L’alternative nigériane
Cette mainmise algérienne pousse l’Espagne à opter pour la diversification de son approvisionnement en gaz. Ainsi, une loi permettant de ramener le plafond maximum autorisé à une compagnie étrangère de 50 à 30% est à l’étude. En attendant, le Nigeria est devenu un véritable challenger de Sonatrach avec, pour la première fois, des quotas plus importants en juillet et en août (31% contre 29% pour Sonatrach). Est-ce une coïncidence si la Russie drague justement le Nigeria et l’Algérie, deux alternatives qui peuvent diluer sa pression gazière sur l’Europe ? La visite récente de Dimitri Medvedev à Alger a été suivie, jusque dans les détails, à Madrid, Paris et Bruxelles. La Russie veut non seulement vendre ses Migs, mais aussi convaincre les deux pays africains d’aller plus loin dans la création d’une OPEP du gaz, une arme à la fois économique et diplomatique.
La pression russe
Si les intérêts des grandes puissances sont évidentes, quid des pays voisins, directement concernés par le Sahara et le Sahel ? Pour le Maroc, c’est évident, il s’agira d’un pas important vers le parachèvement de sa souveraineté, amputée au Sud et au Nord lors des grandes conquêtes coloniales.

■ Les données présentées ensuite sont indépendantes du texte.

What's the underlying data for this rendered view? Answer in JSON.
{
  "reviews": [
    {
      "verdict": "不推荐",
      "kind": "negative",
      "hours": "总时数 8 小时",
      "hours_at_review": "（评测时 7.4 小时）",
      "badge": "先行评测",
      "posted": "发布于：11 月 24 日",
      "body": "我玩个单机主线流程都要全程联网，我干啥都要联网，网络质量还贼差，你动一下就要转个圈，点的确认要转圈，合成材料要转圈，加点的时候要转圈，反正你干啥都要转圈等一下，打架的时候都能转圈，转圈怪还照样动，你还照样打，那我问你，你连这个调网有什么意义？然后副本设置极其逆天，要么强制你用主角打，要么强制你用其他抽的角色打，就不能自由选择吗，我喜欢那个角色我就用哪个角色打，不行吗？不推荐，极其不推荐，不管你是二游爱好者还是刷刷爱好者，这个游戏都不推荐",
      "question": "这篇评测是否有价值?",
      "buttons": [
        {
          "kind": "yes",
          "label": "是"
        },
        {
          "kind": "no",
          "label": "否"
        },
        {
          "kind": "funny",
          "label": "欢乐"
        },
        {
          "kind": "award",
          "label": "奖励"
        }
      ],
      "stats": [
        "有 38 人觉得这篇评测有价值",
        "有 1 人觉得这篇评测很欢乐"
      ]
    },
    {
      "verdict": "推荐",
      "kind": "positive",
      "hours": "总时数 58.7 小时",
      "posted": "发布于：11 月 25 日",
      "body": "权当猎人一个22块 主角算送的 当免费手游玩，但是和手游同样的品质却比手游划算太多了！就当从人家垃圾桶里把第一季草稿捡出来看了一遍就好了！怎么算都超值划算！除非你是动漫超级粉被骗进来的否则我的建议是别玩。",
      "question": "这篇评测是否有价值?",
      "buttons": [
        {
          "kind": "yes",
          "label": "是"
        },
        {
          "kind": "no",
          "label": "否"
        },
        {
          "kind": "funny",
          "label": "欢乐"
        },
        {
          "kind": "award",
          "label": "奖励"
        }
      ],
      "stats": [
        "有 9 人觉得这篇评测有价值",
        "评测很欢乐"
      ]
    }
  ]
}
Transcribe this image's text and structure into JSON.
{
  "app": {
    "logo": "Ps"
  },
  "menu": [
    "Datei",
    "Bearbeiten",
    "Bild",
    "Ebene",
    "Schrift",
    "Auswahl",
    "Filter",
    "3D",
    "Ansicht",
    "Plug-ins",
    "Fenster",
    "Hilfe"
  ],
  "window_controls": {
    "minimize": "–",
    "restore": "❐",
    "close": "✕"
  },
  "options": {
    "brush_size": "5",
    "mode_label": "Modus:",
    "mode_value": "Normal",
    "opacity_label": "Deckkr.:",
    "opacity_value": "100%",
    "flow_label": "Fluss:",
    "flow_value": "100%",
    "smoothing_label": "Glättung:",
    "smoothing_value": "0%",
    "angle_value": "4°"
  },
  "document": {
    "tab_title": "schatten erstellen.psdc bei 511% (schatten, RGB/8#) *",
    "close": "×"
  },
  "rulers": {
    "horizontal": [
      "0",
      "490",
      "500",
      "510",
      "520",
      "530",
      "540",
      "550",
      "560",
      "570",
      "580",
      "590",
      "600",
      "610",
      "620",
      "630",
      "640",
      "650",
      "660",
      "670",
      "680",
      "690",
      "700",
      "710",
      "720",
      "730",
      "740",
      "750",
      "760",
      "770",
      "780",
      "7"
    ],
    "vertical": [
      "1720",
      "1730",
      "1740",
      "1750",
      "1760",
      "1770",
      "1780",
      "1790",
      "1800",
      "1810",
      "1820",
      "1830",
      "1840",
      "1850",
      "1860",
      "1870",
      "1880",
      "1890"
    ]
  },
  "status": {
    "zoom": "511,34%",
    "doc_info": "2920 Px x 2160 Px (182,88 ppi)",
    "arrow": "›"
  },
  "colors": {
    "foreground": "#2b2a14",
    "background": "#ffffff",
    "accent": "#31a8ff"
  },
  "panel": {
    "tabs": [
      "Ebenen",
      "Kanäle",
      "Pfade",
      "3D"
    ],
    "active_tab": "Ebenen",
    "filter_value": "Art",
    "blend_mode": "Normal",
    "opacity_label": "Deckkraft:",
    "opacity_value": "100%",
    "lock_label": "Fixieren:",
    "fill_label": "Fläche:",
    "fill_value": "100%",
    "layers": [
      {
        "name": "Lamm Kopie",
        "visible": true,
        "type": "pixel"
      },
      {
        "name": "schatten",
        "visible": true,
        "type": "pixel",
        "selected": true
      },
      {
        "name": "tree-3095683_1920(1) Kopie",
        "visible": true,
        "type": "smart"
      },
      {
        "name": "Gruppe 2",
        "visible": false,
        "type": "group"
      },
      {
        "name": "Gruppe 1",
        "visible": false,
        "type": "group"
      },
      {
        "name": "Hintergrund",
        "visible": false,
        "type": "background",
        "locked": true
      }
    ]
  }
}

Pour l’Algérie, partie prenante du conflit, le règlement du dossier dépasse le cadre stratégique, géostratégique, et touche même à la fierté nationale. L’affaire du Sahara avait été érigée en cause nationale. Pour la Mauritanie, l’autonomie proposée serait synonyme de gains de sécurité, compte tenu des importants trafics qui se servent du nord-est de son territoire comme zone de transit. Idem pour le Mali, concerné indirectement, puisqu’il est admis que les armes qui circulent dans son nord proviennent en partie du Sahara. C’est dire l’enjeu de Manhasset V.
Enjeu sociétal
Au-delà du gaz, du pétrole et des territoires, Manhasset pose la question du modèle de société dans une Afrique où l’autonomie, la régionalisation et, a fortiori, le fédéralisme ne sont pas souvent acceptés par des modèles étatiques centralisés et des élites conservatrices. L’affaire du Sahara, passif de la guerre froide, traduit cette distance entre un modèle marocain tourné vers l’économie de marché et son homologue algérien, qui n’a pas encore terminé son difficile virage vers la modernité. Ce virage concerne plus d’un état africain.